Je faisais bien semblant, surtout, mais là, je n’ai plus envie de jouer la comédie. Il faut que ça cesse et rapidement. Et c’est toujours dans cet état d’esprit que je me rends à mon bureau le lendemain matin après une nuit à nouveau peuplée de rêves tous plus érotiques les uns que les autres. Il faut vraiment que je me soigne, ce n’est pas possible d’être entiché à ce point-là après une seule nuit. Quand j’arrive, je constate que Morgan et Quinn sont déjà en grande discussion et ils me semblent très proches, tous les deux, ce qui ne fait qu’augmenter mon exaspération.
— Bonjour, me voilà, je vous ai fait attendre ?
— Salut, boss ! Contente de te voir, sourit Morgan en se levant. Alors, l’Europe ?
— Magique. Mais pas très utile pour notre enquête. Quinn, à quoi je sers, vraiment ? La seule qui fait la détective, ici, c’est ma secrétaire. Franchement, je crois qu’il vaut mieux que j’arrête.
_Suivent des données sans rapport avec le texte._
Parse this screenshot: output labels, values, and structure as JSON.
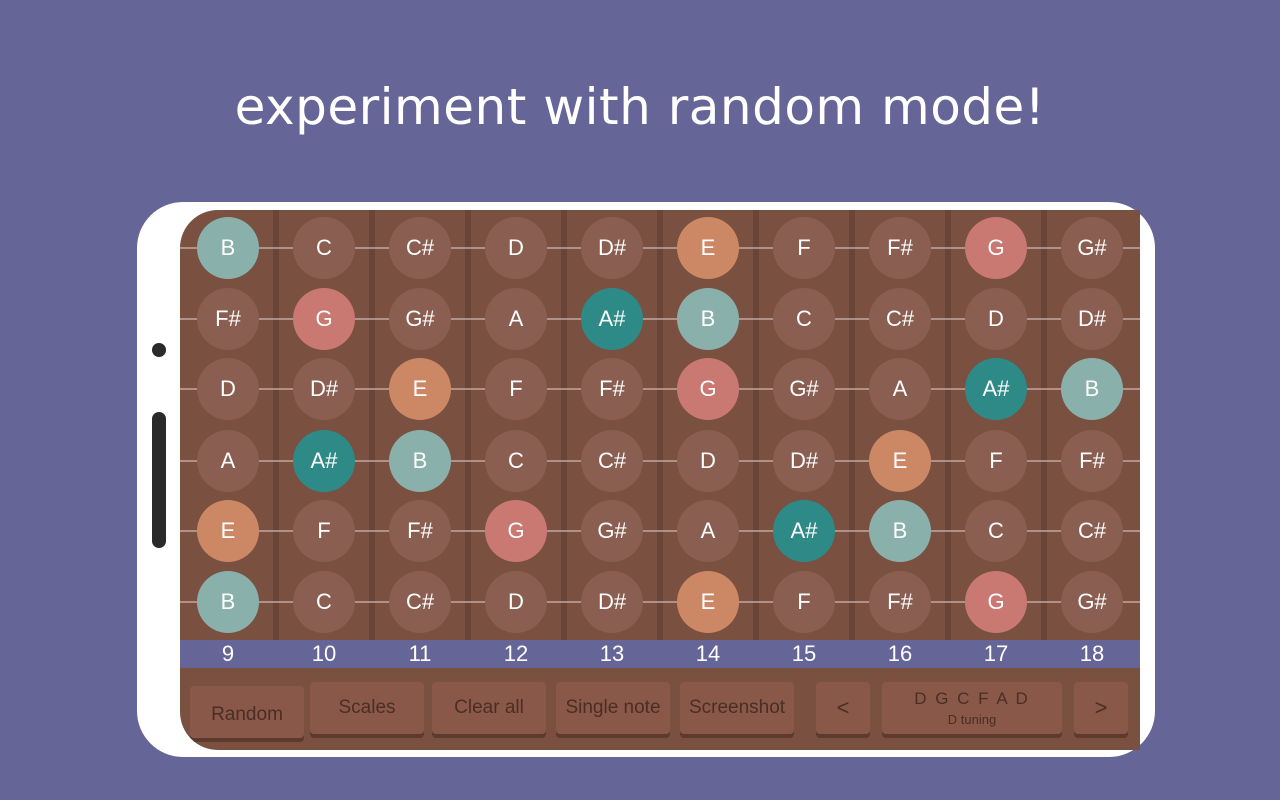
{
  "headline": "experiment with random mode!",
  "colors": {
    "background": "#656597",
    "fretboard": "#7a5040",
    "inactive_note": "#8a5e51",
    "B": "#8ab0ab",
    "G": "#c97872",
    "E": "#cc8865",
    "A#": "#2e8a87"
  },
  "frets": [
    "9",
    "10",
    "11",
    "12",
    "13",
    "14",
    "15",
    "16",
    "17",
    "18"
  ],
  "strings": [
    [
      "B",
      "C",
      "C#",
      "D",
      "D#",
      "E",
      "F",
      "F#",
      "G",
      "G#"
    ],
    [
      "F#",
      "G",
      "G#",
      "A",
      "A#",
      "B",
      "C",
      "C#",
      "D",
      "D#"
    ],
    [
      "D",
      "D#",
      "E",
      "F",
      "F#",
      "G",
      "G#",
      "A",
      "A#",
      "B"
    ],
    [
      "A",
      "A#",
      "B",
      "C",
      "C#",
      "D",
      "D#",
      "E",
      "F",
      "F#"
    ],
    [
      "E",
      "F",
      "F#",
      "G",
      "G#",
      "A",
      "A#",
      "B",
      "C",
      "C#"
    ],
    [
      "B",
      "C",
      "C#",
      "D",
      "D#",
      "E",
      "F",
      "F#",
      "G",
      "G#"
    ]
  ],
  "highlighted_notes": [
    "B",
    "G",
    "E",
    "A#"
  ],
  "buttons": {
    "random": "Random",
    "scales": "Scales",
    "clear_all": "Clear all",
    "single_note": "Single note",
    "screenshot": "Screenshot",
    "prev": "<",
    "next": ">"
  },
  "tuning": {
    "notes": "D G C F A D",
    "name": "D tuning"
  }
}
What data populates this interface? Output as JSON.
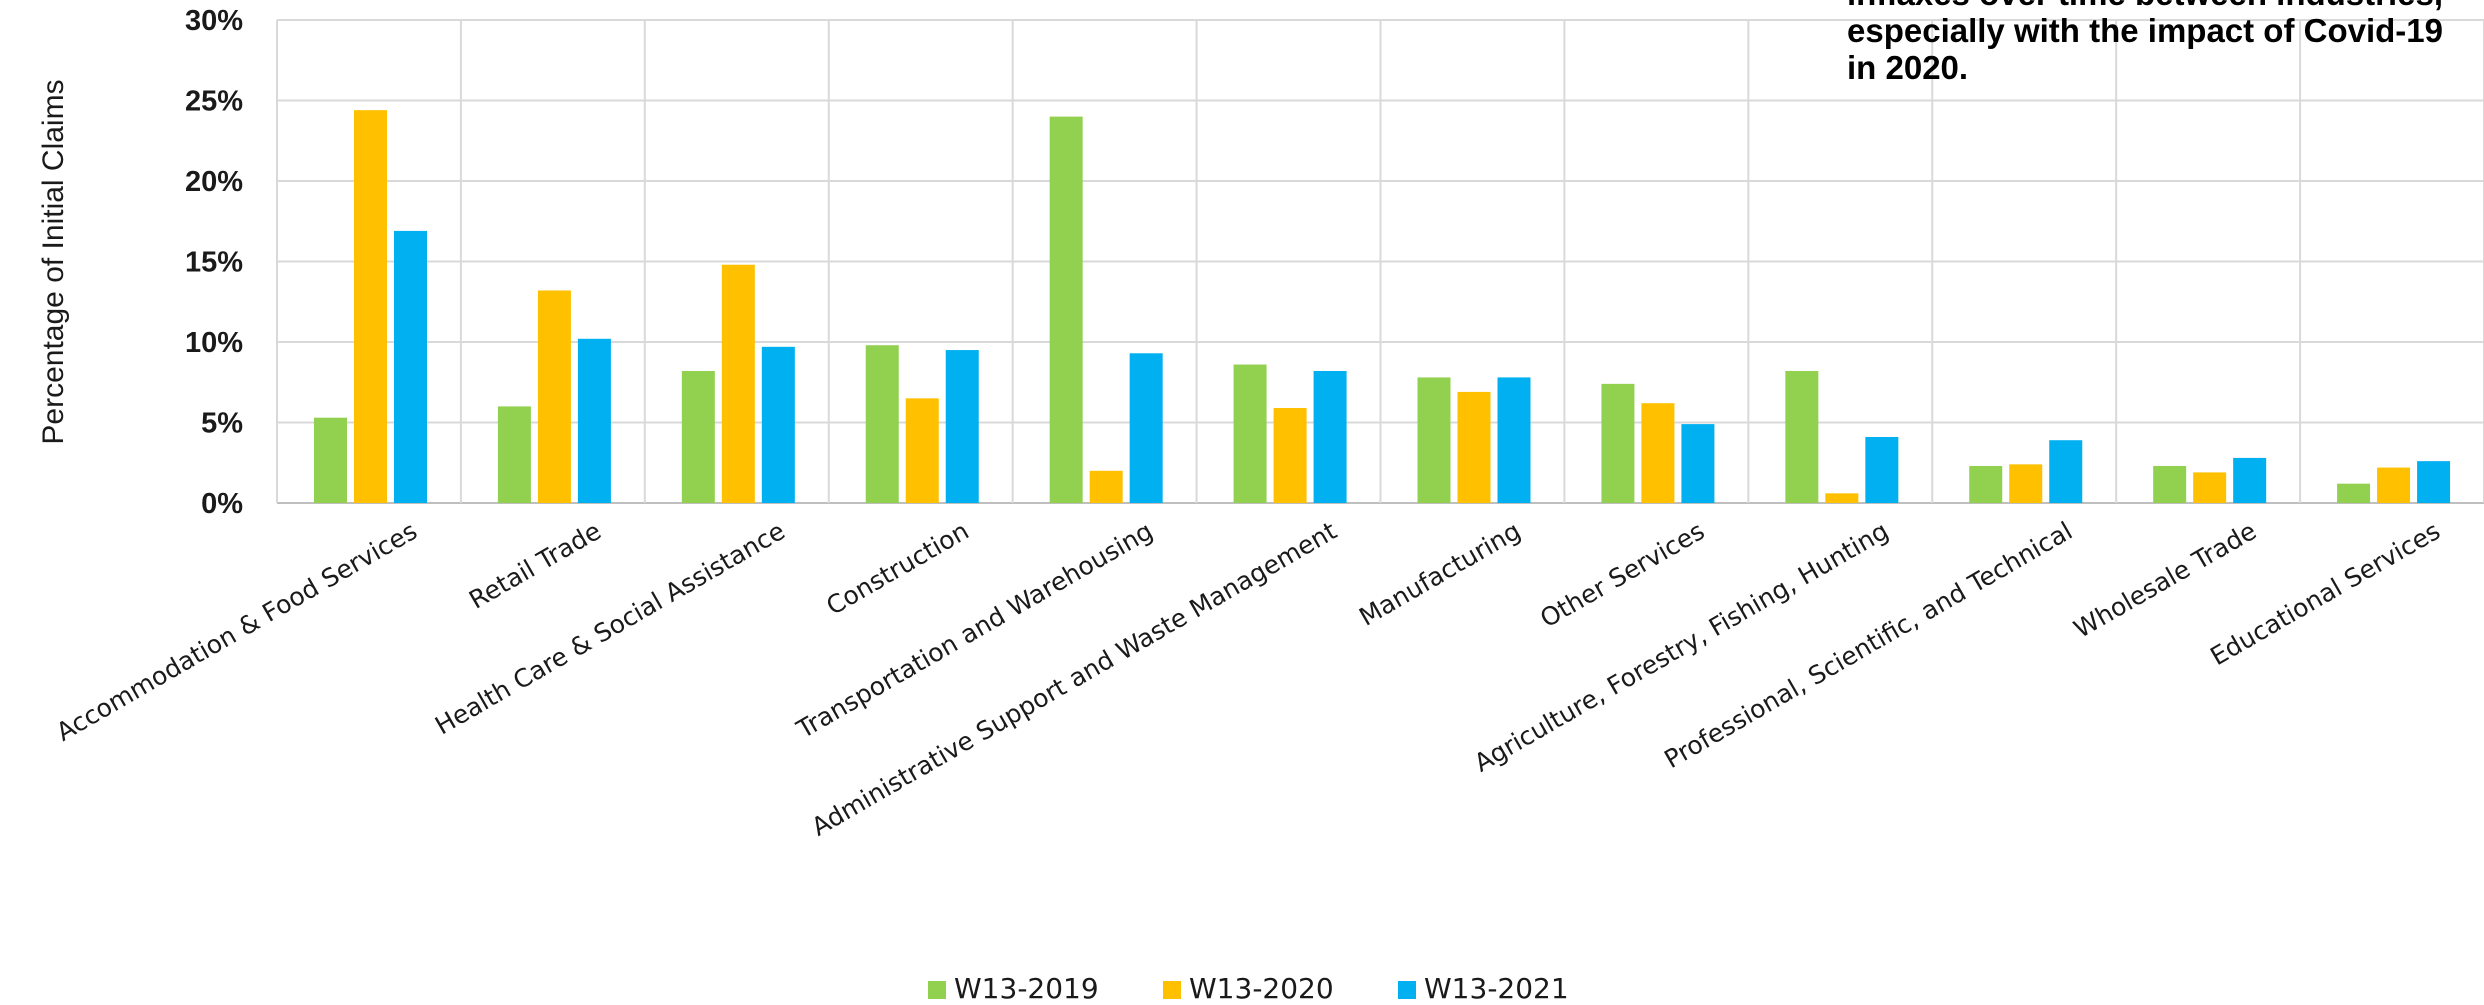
{
  "chart_data": {
    "type": "bar",
    "ylabel": "Percentage of Initial Claims",
    "xlabel": "",
    "ylim": [
      0,
      30
    ],
    "y_ticks": [
      "0%",
      "5%",
      "10%",
      "15%",
      "20%",
      "25%",
      "30%"
    ],
    "grid": true,
    "legend_position": "bottom",
    "categories": [
      "Accommodation & Food Services",
      "Retail Trade",
      "Health Care & Social Assistance",
      "Construction",
      "Transportation and Warehousing",
      "Administrative Support and Waste Management",
      "Manufacturing",
      "Other Services",
      "Agriculture, Forestry, Fishing, Hunting",
      "Professional, Scientific, and Technical",
      "Wholesale Trade",
      "Educational Services"
    ],
    "series": [
      {
        "name": "W13-2019",
        "color": "#92d050",
        "values": [
          5.3,
          6.0,
          8.2,
          9.8,
          24.0,
          8.6,
          7.8,
          7.4,
          8.2,
          2.3,
          2.3,
          1.2
        ]
      },
      {
        "name": "W13-2020",
        "color": "#ffc000",
        "values": [
          24.4,
          13.2,
          14.8,
          6.5,
          2.0,
          5.9,
          6.9,
          6.2,
          0.6,
          2.4,
          1.9,
          2.2
        ]
      },
      {
        "name": "W13-2021",
        "color": "#00b0f0",
        "values": [
          16.9,
          10.2,
          9.7,
          9.5,
          9.3,
          8.2,
          7.8,
          4.9,
          4.1,
          3.9,
          2.8,
          2.6
        ]
      }
    ],
    "annotation": [
      "inflaxes over time between industries,",
      "especially with the impact of Covid-19",
      "in 2020."
    ]
  }
}
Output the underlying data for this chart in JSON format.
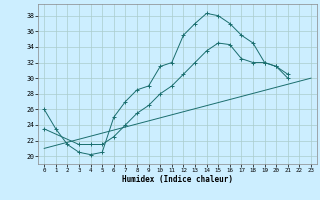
{
  "title": "",
  "xlabel": "Humidex (Indice chaleur)",
  "background_color": "#cceeff",
  "grid_color": "#aacccc",
  "line_color": "#1a6e6e",
  "xlim": [
    -0.5,
    23.5
  ],
  "ylim": [
    19.0,
    39.5
  ],
  "yticks": [
    20,
    22,
    24,
    26,
    28,
    30,
    32,
    34,
    36,
    38
  ],
  "xticks": [
    0,
    1,
    2,
    3,
    4,
    5,
    6,
    7,
    8,
    9,
    10,
    11,
    12,
    13,
    14,
    15,
    16,
    17,
    18,
    19,
    20,
    21,
    22,
    23
  ],
  "line1_x": [
    0,
    1,
    2,
    3,
    4,
    5,
    6,
    7,
    8,
    9,
    10,
    11,
    12,
    13,
    14,
    15,
    16,
    17,
    18,
    19,
    20,
    21
  ],
  "line1_y": [
    26,
    23.5,
    21.5,
    20.5,
    20.2,
    20.5,
    25.0,
    27.0,
    28.5,
    29.0,
    31.5,
    32.0,
    35.5,
    37.0,
    38.3,
    38.0,
    37.0,
    35.5,
    34.5,
    32.0,
    31.5,
    30.5
  ],
  "line2_x": [
    0,
    3,
    4,
    5,
    6,
    7,
    8,
    9,
    10,
    11,
    12,
    13,
    14,
    15,
    16,
    17,
    18,
    19,
    20,
    21
  ],
  "line2_y": [
    23.5,
    21.5,
    21.5,
    21.5,
    22.5,
    24.0,
    25.5,
    26.5,
    28.0,
    29.0,
    30.5,
    32.0,
    33.5,
    34.5,
    34.3,
    32.5,
    32.0,
    32.0,
    31.5,
    30.0
  ],
  "line3_x": [
    0,
    23
  ],
  "line3_y": [
    21.0,
    30.0
  ]
}
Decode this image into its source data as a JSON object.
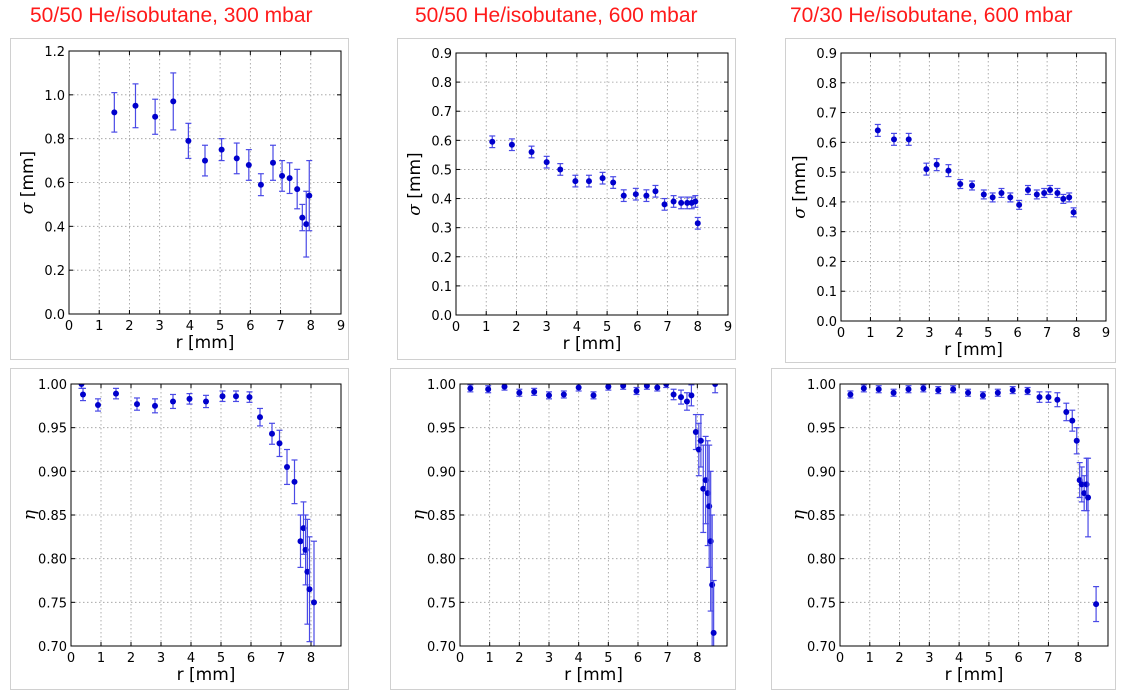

— Eh bien, c’est quoi cette tête ? Y a eu un souci ? Pourquoi vouloir arrêter ? On savait que vous ne trouveriez pas ce dingue en une semaine, non plus…
— Ouais, eh bien là, j’ai passé une semaine à accompagner la star, à lui ramener des cafés et tout ça pour quoi ? Le fan n’a pas écrit, n’a rien tenté, franchement, je suis sûr que c’est juste un malade enfermé quelque part. Peut-être un papy qui occupe son temps comme ça. Mais il n’y a aucun danger pour Rafaela. En plus, s’il y en avait un, Ben est là pour ça, non ? Bref, je vais arrêter de vous facturer des services inutiles et laisser la place à quelqu’un qui a toujours rêvé de devenir assistant d’une star.
— A vrai dire, on a recoupé les différents événements qui se sont produits depuis le début des lettres, Angel, intervient Morgan e n me tendant un dossier. Il se pourrait que ce fan soit l’un de ceux qui a pénétré chez Rafaela il y a presque deux ans, et celui qui a bossé dans un hôtel où elle a séjourné pendant un mois et qui lui laissait des fleurs sur son oreiller. Mon ami psy en a conclu qu’on était face à un type vraiment dangereux, capable de tout pour arriver à ses fins. C’est un gars instable, violent et impulsif.
— Pas très rassurant, tu en conviendras, ajoute Quinn en soupirant. Vous ne serez pas trop de deux pour la protéger. Surtout qu’elle ne veut pas qu’on augmente le nombre de gardes du corps.
Je regarde Morgan, dépité qu’elle ne m’ait pas suivi sur le coup. N’a-t-elle pas compris que je voulais me sortir de ce guêpier ? Que je voulais revenir à ma vie tranquille de planques et de filatures ? Que je voulais ne plus rien avoir à faire avec la star qui m’embauche ?
— Tu n’as qu’à reprendre un nouvel assistant qui soit un mec et ça ira. Tu n’as pas besoin d’un détective qui n’enquête pas. Franchement, je ne me suis jamais senti aussi inutile et impuissant dans une enquête en cours.
— Je peux savoir ce qu’il s’est passé en Europe pour que tu en arrives à ce point de ta réflexion ? grimace l’agent de Rafaela. OK, tu es plus un assistant qu’un enquêteur en ce moment, mais chaque sortie ici est une possibilité de croiser ce type, et Morgan a bien avancé dans les recherches, non ?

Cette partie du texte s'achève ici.